God helps those who help themselves.
— Benjamin Franklin
It's been exactly a month since I first had my Big Idea, and nearly 3 weeks since my last update. Some strange and wonderful things have happened since then. My vision for
flutter.ly has also become more focused—it has even begun taking on a life of it's own. It seems that the further I refine my ideas, the more magnetic the concept becomes, and the more like-minded people are drawn to it. And curiously enough, they are individuals who can help and who want to help, and who appear in my life at the exact right time. It is hard for me to attribute these events to chance, and I find myself increasingly inclined to believe in divine providence.*
Several people I've met in my recent travels (and several books I've read, including The
E-Myth Revisited, recommended by one such person) have changed everything. I decided to take the advice of the friend I mentioned in my last post. I would start small, with a single cause, and grow
flutter.ly organically from that experience, developing a template for a reproducible process along the way. And while I found some worthy causes to pursue, something was still bugging me. How could I monetize this cause without a large, advertisement-friendly userbase? I could not afford to subsidize this business for the amount of time it would take to get 100,000 people to start using it.
Then, by chance, I bumped into a guy who mentioned he was starting an ecommerce site to match artists with non-profits, helping them sell their stuff online, giving part of the proceeds to the non-profit and keeping a percentage as a transaction fee. Boom. Monetization problem, solved. The best part is that he pointed out that people are much more likely to buy something for a cause then to simply give money to it, because you're not just meeting their altruistic needs but their material desires as well.
Now I just had to sell stuff and give a significant portion of the proceeds to a cause. All I needed now was a partner with a product to sell, and a non-profit to partner with. It took a while for the dots to connect in my mind, but it turned out I already knew such a person, and she already had a cause in mind. So I approached her with this idea about two weeks ago. We agreed right then and there to work together, and we're incorporating in July as a Nevada Corporation (more on that in a future post).

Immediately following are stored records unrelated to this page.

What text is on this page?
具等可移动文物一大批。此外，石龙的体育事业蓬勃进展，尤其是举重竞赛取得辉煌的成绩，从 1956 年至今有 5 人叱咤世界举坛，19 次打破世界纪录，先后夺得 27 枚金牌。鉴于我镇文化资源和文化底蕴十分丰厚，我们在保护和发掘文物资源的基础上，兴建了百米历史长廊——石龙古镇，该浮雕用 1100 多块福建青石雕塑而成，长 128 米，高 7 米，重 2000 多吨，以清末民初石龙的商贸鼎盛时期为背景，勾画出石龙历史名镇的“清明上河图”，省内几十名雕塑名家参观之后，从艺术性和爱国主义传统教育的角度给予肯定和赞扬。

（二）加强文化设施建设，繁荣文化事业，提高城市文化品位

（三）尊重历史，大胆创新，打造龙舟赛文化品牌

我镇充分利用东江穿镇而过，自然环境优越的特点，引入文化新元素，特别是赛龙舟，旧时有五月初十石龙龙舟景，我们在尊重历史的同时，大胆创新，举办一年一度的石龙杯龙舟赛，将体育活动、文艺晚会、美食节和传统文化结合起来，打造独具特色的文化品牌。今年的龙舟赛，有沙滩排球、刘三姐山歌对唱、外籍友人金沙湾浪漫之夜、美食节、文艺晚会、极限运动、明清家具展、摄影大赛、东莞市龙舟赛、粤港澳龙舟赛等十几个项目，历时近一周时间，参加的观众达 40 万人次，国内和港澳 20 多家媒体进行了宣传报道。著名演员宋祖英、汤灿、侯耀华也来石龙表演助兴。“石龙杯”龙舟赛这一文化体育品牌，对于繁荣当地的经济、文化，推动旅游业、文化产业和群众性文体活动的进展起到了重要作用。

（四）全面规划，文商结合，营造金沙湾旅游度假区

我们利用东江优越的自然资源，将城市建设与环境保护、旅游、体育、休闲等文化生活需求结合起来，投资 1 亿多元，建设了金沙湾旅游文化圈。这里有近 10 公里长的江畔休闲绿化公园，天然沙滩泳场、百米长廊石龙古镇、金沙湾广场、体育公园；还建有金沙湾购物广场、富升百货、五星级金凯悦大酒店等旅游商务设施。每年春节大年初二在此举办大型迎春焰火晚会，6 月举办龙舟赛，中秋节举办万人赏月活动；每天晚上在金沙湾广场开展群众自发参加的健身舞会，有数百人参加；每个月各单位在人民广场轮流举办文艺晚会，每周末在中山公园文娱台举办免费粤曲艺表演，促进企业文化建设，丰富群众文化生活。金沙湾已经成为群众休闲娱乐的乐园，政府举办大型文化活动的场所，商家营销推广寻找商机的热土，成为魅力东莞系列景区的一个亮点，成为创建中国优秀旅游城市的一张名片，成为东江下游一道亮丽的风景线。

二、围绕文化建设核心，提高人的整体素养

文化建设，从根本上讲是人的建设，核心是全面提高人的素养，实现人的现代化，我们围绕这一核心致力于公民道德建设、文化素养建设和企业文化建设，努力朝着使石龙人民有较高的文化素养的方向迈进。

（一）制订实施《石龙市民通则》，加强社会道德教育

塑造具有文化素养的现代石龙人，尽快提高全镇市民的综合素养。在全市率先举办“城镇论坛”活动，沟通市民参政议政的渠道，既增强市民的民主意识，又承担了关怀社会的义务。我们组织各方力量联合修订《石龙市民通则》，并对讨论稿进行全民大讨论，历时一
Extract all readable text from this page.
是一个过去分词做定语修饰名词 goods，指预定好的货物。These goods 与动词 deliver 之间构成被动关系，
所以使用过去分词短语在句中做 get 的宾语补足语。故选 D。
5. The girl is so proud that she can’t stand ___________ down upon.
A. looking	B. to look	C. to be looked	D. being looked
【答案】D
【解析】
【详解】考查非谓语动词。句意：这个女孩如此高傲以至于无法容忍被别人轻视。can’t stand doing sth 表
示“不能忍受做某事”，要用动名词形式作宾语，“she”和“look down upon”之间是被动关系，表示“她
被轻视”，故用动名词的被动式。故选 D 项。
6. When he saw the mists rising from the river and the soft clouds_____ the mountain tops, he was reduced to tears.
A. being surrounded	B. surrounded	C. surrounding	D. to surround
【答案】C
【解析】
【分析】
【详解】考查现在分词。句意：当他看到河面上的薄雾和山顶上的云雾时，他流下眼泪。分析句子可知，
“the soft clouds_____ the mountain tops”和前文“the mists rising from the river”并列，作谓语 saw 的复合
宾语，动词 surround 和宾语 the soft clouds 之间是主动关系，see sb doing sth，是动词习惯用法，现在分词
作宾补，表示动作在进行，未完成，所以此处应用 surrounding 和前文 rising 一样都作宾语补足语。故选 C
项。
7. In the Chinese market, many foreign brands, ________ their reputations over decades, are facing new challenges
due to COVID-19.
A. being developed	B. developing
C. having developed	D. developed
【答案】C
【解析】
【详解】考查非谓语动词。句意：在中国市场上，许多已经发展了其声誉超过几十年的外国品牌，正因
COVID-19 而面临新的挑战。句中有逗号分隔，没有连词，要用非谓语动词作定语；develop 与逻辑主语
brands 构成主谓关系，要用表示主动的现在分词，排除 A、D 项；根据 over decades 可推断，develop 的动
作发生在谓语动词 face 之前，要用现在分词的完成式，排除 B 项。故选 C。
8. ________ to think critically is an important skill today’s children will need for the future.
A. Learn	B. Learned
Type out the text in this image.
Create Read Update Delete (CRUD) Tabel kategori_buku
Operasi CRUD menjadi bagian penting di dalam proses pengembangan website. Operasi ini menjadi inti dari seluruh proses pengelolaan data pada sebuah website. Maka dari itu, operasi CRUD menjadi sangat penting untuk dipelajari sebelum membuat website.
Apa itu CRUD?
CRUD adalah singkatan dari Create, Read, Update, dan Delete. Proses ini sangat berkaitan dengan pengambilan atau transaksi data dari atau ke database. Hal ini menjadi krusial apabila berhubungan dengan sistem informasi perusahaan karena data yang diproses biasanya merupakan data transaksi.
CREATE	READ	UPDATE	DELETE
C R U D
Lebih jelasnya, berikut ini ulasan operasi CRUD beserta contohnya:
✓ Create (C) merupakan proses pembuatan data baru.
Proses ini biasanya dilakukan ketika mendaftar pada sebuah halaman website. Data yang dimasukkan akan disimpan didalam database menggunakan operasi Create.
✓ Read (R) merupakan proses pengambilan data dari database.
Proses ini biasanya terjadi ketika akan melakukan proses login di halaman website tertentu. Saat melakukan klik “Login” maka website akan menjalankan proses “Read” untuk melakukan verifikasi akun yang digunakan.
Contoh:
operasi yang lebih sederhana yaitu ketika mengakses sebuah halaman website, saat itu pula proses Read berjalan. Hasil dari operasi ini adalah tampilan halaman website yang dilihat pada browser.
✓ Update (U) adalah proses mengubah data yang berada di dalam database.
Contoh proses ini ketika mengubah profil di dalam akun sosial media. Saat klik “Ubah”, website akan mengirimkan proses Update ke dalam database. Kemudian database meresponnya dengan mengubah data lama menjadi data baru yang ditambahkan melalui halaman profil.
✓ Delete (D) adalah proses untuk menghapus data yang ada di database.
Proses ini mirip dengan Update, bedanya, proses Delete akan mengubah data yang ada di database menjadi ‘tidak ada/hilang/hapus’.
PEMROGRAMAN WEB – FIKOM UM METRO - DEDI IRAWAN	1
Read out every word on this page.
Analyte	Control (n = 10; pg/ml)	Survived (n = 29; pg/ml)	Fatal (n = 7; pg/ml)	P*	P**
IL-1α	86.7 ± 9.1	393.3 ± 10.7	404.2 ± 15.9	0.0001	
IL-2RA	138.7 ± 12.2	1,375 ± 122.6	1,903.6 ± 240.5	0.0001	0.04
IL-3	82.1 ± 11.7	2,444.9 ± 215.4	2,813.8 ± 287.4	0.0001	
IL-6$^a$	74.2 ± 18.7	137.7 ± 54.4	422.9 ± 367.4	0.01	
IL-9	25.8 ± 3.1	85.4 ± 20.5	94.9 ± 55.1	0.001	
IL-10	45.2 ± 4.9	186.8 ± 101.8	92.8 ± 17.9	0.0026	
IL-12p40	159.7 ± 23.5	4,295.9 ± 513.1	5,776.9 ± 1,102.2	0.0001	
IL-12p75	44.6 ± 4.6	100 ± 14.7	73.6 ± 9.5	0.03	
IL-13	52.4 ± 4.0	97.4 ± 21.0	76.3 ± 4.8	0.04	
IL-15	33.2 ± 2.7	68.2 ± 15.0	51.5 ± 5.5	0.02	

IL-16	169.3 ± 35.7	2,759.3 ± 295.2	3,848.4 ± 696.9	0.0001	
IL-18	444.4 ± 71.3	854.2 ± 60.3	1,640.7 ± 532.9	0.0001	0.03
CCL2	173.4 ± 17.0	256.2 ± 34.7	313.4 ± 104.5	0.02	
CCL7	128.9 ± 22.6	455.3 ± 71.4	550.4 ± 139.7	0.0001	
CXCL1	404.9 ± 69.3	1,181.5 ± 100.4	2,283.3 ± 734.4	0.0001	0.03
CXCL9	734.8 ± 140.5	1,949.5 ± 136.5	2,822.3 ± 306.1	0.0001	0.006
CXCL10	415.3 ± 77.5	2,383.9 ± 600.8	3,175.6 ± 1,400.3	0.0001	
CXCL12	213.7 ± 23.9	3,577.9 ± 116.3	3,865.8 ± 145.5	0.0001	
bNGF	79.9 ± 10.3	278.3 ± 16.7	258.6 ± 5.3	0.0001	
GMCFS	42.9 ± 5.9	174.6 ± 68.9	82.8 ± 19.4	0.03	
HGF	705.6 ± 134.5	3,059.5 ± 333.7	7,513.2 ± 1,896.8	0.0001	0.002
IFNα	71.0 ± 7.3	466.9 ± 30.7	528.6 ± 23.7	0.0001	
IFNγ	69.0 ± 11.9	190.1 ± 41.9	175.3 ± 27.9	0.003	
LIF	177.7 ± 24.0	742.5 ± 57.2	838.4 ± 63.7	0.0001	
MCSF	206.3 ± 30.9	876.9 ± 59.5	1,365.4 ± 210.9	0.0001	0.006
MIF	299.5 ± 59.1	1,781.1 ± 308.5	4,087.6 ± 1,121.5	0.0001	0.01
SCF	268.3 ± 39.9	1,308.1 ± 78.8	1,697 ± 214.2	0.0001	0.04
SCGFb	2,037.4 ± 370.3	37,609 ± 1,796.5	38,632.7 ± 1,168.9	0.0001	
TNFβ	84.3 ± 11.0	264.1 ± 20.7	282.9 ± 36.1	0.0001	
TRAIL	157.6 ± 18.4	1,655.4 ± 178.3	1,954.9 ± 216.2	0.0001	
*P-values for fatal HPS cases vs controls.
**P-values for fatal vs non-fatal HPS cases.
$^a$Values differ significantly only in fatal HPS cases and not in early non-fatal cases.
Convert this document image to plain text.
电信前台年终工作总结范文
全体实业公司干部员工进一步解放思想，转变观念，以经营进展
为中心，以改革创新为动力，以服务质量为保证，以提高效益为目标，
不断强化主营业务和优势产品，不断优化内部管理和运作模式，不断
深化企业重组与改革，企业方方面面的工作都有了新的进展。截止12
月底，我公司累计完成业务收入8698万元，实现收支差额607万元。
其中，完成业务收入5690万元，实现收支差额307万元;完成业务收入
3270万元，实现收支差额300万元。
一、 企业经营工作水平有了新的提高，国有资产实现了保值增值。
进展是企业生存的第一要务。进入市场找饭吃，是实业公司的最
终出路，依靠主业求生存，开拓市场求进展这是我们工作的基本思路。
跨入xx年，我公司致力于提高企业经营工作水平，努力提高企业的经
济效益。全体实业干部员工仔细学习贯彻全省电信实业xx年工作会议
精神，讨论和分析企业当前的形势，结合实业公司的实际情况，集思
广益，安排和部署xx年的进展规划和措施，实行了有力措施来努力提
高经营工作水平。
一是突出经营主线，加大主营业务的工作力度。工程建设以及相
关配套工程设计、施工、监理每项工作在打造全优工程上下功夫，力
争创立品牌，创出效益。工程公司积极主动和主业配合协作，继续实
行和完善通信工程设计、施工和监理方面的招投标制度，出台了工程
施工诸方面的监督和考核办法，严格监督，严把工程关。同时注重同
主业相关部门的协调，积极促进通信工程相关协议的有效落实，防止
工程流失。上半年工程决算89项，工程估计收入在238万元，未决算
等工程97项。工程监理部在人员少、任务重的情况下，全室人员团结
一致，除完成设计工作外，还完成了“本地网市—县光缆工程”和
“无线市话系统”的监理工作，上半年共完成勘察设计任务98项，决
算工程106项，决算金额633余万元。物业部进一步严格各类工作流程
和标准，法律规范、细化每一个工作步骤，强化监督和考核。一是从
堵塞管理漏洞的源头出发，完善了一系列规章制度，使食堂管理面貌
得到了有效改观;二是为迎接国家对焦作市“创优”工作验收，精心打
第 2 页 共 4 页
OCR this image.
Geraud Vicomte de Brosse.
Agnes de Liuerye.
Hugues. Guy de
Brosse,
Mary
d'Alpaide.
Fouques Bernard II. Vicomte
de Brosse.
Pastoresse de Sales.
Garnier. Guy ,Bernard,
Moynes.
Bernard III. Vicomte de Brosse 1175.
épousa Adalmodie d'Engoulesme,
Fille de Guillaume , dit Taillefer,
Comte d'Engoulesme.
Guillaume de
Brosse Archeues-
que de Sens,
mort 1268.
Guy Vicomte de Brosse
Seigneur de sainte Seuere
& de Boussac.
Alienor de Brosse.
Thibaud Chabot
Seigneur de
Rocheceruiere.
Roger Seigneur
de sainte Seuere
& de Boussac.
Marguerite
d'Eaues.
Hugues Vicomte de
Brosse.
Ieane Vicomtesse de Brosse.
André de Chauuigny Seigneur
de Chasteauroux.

Since we are still in stealth mode, I will not reveal any details of our joint venture until we're closer to our product launch, currently scheduled for mid-to-late-September. Until then, in upcoming posts, I will share some of the amazing things I've learned from finding and harnessing a magnetic idea, as well as a few ideas I have about the future of socially responsible entrepreneurship and how it fits into my goals for flutter.ly.
- Pete
* I have previously read that the secret to success lies in something called the Forrest Gump principle. It really doesn't matter how smart, how rich, or how well connected you are when it comes to getting what you want from life. Success flows directly from desire and persistence, and when you know exactly what you want and you take decisive action to get it, the universe has a way of providing everything else you need along the way. My recent experiences have validated this belief for me, even if my rational mind does not want to believe it. One thing is for sure: the older I get, the weirder life seems. Thankfully it's a cool kind of weird rather than the awkward variety.